The plantation sector in south India has asked the government to extend several concessions and allocate higher funds to bail out the sector that has been facing several challenges and obstacles in the recent years. The sector also sought government help to increase mechanisation and reduce production cost as well as tackle labour shortage.
“While the price situation is comparatively better compared to what it used to be till recently, the ever-escalating cost of production is of great concern to all of us. The prices of essential fertiliser have more than doubled in the last one year and most of them are not available when required. The government should make necessary arrangements to supply fertilisers and also help the plantation sector in overcoming labour shortage,” United Planters’ Association of South India (Upasi) President D Hegde said at a conference here.
He requested the government to restore the concessional duty on import of all machinery and equipment used by planters and growers in order to increase mechanisation in the plantation sector.
“The government should provide concessional duties till domestic suppliers develop competent machinery through research and development (R&D),” Hegde said in his presidential address at the 119th annual conference of Upasi, said here.
The government last year limited the concessional duty to the import of specified machinery used in coffee plantations.
Though the sector comprising coffee, tea, rubber and spices (cardamom and pepper) provides employment to around 1.4 million people in the three southern states of Karnataka, Kerala and Tamil Nadu, socio-economic factors are forcing them to migrate to greener pastures.

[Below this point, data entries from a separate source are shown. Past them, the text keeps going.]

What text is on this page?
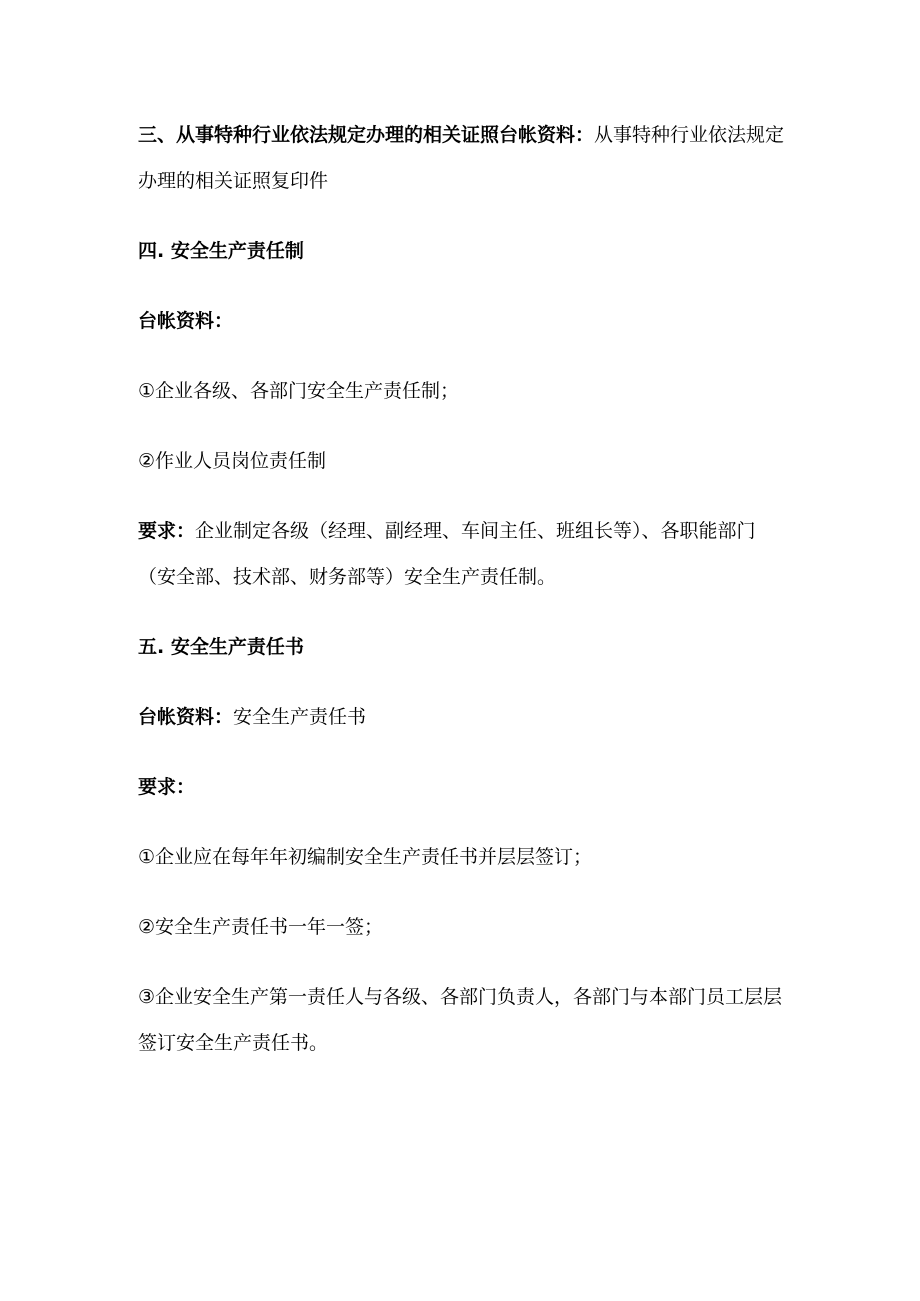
三、从事特种行业依法规定办理的相关证照台帐资料：从事特种行业依法规定办理的相关证照复印件

四. 安全生产责任制

台帐资料：

①企业各级、各部门安全生产责任制；

②作业人员岗位责任制

要求：企业制定各级（经理、副经理、车间主任、班组长等）、各职能部门（安全部、技术部、财务部等）安全生产责任制。

五. 安全生产责任书

台帐资料：安全生产责任书

要求：

①企业应在每年年初编制安全生产责任书并层层签订；

②安全生产责任书一年一签；

③企业安全生产第一责任人与各级、各部门负责人，各部门与本部门员工层层签订安全生产责任书。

“Labour shortage is acute, especially during plucking season in coffee plantations and during peak crop period (May-June and Oct-Nov) in tea plantations. In spite of substantial increase in wages with social benefits, we are unable to attract the required workforce, forcing us to go for increasing mechanisation,” Hegde stated.

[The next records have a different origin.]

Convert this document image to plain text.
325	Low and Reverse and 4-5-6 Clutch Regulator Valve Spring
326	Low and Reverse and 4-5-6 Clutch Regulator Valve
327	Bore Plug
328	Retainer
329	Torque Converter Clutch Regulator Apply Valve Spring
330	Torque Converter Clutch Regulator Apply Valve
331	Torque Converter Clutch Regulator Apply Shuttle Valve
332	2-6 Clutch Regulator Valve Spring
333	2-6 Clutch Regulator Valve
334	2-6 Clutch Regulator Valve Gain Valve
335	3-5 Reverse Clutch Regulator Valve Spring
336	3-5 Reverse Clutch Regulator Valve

Runaway inflation, high interest rate, doubling of fertiliser price and increasing overheads such as logistics are making the capital-intensive sector unviable due to mismatch between production cost and selling price of the plantation commodities, he said.
“Production costs have shot up seven times in the tea plantation sector due to increasing wages and overheads while prices have only doubled during the last two decades,” Hegde said.
Referring to the recent amendments to the Employees Provident Fund (PF) scheme, which mandates planters to deduct the PF amount if an employee is engaged even for a day, he said migrant labour employed for seasonal operations object deduction as they do not stick to one estate.
“Though we appreciate social security measures for workers, there should be a minimum days (60) of employment for PF deduction as it was before the scheme was amended,” Hegde added.
He also pointed out that the government’s flagship programme — Mahatma Gandhi National Rural Employment Guarantee Act — is not mandated to provide PF to the labour engaged to work for 100 days in a year.